Safety of course should be paramount in the Corrib project situation, but is delivery of gas into your home any more dangerous than having a pipeline near it?

Some of the farmers were apparently unhappy with the money on offer from Shell for transit through their lands.

Some German and Dutch workers who fund the Common Agricultural Policy that has resulted in cheques being put in the post today for farmers in Rossport and elsewhere, live in cities where there is seldom much choice for the lower-paid as to the proximity to danger such as port terminals and so on.

It's reported that local businesses in the Rossport area, are getting visits from protest organisers with requests to refuse to provide goods or services to the project. The intimidation could not be compared with what existed in the North but anyone from rural Ireland and in particular Mayo where the infamous Captain Boycott had lived, knows that the business folk haven't exactly a democratic choice.

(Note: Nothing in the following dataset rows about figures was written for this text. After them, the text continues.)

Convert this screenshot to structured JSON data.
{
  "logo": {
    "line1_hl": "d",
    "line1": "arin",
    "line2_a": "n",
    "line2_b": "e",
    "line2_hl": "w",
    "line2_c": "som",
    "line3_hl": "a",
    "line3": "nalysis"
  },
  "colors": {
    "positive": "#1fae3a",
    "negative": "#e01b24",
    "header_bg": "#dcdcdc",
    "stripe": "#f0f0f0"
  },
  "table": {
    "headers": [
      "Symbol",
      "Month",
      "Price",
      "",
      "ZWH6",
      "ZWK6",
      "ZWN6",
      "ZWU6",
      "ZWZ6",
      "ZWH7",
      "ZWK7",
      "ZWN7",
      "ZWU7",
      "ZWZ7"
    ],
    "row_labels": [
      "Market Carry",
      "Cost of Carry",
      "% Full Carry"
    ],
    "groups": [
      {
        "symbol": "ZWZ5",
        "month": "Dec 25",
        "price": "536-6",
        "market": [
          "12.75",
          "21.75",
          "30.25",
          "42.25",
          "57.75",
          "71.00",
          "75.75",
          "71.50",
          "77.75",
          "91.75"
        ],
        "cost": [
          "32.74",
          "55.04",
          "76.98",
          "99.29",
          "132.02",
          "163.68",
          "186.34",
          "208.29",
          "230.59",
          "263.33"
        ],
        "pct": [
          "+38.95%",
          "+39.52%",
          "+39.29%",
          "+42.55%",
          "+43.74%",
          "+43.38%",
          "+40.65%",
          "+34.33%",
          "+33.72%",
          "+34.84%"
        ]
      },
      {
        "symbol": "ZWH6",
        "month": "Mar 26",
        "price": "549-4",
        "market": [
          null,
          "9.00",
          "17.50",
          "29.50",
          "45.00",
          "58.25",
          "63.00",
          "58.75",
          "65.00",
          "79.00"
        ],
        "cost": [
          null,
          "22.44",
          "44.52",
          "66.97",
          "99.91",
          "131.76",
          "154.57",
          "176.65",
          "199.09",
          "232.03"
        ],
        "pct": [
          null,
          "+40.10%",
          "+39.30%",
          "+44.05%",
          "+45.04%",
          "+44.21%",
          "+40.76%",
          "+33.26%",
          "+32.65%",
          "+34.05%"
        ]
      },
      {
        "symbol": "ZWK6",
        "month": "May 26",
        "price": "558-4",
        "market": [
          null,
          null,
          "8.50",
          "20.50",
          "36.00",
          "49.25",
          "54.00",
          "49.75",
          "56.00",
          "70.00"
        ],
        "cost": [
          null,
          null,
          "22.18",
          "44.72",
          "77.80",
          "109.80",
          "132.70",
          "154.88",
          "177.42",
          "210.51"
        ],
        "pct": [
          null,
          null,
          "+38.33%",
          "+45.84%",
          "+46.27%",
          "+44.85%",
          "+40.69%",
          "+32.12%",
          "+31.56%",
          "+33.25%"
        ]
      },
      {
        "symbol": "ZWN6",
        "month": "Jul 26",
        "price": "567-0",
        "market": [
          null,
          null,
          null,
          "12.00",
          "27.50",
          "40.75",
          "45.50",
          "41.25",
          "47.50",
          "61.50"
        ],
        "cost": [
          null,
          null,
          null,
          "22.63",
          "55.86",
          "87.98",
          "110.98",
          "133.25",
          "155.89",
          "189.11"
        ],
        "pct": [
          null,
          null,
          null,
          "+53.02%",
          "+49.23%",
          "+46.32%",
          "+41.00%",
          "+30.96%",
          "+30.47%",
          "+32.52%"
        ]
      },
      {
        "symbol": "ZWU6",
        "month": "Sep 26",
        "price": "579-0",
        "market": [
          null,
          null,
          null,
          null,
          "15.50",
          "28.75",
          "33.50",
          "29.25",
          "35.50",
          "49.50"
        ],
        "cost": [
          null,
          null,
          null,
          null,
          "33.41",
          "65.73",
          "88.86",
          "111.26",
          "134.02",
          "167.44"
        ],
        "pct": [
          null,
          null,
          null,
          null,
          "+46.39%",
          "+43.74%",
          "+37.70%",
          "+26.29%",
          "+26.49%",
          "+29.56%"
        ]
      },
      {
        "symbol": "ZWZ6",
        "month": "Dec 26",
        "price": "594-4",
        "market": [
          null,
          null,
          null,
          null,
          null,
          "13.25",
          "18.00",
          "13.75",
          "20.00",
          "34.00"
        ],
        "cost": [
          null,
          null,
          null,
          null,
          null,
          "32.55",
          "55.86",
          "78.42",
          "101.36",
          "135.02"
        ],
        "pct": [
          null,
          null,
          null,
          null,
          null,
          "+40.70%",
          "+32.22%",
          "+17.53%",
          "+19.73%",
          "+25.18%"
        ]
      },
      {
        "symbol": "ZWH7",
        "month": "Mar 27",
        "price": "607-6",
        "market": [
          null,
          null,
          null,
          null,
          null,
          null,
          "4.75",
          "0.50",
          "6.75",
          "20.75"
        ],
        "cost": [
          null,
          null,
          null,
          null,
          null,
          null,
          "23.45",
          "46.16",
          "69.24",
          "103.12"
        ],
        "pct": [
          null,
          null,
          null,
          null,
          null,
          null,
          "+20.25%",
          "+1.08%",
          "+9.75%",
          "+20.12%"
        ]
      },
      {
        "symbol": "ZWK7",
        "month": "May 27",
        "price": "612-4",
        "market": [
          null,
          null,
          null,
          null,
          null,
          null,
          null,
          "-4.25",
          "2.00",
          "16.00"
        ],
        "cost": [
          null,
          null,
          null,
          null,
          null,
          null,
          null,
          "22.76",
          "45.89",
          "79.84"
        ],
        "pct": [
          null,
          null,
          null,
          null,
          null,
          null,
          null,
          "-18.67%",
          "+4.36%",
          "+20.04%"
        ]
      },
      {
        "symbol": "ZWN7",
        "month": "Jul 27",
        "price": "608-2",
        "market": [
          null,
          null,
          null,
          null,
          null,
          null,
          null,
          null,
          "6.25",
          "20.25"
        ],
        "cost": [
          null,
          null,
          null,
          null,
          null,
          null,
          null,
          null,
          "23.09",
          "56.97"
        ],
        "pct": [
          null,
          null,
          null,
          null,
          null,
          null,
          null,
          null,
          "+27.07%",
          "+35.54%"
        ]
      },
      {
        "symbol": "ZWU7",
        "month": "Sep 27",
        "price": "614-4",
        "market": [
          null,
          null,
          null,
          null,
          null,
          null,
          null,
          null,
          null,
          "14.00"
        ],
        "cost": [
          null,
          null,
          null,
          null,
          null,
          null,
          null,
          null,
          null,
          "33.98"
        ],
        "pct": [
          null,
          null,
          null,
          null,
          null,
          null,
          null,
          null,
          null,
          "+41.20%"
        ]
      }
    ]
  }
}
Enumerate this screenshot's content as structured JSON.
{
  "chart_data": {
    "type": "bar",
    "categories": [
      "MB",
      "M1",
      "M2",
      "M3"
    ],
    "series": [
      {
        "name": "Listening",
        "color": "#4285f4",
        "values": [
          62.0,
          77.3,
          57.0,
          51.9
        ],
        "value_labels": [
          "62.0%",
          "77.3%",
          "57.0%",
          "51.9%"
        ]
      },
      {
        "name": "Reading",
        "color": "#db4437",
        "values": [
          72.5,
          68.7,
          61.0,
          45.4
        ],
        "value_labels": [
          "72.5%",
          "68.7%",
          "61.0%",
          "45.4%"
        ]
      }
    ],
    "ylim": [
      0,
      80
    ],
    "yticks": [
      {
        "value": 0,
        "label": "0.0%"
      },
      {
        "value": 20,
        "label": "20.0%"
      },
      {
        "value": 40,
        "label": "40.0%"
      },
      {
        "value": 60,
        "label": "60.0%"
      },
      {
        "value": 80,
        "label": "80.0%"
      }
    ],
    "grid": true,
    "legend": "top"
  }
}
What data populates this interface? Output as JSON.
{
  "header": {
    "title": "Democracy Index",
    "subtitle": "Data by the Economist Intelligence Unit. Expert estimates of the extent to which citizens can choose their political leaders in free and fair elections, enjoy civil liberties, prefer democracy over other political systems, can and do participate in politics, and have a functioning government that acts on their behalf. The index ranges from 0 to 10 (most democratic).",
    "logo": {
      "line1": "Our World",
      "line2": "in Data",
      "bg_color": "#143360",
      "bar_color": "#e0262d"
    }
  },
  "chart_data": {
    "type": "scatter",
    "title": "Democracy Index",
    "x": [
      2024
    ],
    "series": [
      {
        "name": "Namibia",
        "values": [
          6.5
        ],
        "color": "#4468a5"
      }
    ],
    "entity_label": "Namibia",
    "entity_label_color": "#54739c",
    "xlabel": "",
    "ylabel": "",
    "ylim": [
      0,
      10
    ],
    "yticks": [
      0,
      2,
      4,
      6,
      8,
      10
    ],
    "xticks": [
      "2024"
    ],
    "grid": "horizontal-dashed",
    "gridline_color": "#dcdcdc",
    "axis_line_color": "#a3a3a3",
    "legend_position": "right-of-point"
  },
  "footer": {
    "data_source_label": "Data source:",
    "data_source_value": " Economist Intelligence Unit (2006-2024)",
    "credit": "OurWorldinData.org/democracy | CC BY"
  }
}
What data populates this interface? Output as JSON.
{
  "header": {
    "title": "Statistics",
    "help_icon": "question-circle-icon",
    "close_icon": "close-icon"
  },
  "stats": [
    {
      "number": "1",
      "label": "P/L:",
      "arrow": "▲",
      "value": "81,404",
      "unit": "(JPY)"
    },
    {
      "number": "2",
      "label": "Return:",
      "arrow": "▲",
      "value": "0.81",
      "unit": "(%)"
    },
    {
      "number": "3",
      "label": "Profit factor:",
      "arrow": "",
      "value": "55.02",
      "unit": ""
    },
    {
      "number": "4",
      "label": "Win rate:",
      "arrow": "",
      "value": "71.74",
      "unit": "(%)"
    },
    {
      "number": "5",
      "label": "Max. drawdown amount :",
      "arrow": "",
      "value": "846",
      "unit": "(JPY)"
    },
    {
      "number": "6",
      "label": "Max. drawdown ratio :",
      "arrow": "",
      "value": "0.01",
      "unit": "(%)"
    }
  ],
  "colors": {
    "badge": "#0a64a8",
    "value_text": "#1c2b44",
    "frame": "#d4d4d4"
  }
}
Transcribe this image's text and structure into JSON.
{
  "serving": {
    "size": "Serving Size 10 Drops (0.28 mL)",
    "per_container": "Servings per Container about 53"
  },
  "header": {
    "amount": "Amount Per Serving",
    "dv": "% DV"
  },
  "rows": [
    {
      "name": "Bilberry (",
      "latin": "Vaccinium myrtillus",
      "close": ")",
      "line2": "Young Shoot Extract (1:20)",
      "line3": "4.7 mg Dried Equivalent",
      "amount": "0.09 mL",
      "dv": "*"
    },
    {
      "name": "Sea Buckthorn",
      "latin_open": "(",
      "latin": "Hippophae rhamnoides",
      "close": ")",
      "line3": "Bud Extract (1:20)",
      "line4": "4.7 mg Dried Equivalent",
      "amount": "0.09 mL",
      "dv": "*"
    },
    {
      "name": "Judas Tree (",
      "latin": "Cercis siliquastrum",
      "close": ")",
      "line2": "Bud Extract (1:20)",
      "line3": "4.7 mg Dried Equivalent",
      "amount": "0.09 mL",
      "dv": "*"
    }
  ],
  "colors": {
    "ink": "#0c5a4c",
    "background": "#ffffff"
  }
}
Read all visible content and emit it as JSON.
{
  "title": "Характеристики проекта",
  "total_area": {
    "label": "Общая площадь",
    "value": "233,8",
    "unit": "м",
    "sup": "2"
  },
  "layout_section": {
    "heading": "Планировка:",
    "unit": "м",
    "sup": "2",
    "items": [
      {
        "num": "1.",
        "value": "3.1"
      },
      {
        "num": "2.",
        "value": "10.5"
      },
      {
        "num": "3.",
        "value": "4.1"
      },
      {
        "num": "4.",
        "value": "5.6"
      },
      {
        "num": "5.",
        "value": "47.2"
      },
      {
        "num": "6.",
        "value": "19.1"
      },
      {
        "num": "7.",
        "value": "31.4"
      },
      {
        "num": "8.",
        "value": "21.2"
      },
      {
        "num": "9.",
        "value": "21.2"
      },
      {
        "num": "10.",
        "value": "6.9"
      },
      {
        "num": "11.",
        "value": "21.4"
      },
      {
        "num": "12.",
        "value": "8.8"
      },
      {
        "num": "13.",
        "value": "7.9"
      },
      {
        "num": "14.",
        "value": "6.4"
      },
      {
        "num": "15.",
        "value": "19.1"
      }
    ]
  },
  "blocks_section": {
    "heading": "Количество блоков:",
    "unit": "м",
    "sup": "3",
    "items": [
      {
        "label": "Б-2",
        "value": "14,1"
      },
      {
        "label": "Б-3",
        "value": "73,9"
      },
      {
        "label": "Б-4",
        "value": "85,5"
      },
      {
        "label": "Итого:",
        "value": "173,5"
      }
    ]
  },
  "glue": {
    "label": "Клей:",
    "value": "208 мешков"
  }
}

The campaign of ostracisation of Boycott in 1880 is said to have become a cause célèbre in the British press, with newspapers sending correspondents to the West of Ireland to highlight what they viewed as the victimisation of a servant of a peer of the realm by Irish peasants.

The peasants are no more thanks to the European Union and US investment. It's not clear what the exact cocktail of motives are, that are feeding the present campaign. The issue of safety has been addressed following the acceptance by the Government of the advice of international experts.

The protesters no longer have to worry about emigration, the CAP cheque is in the post and meantime, who takes risks to supply them with electricity, even gas from Scotland and other modern contraptions such as mobile phones?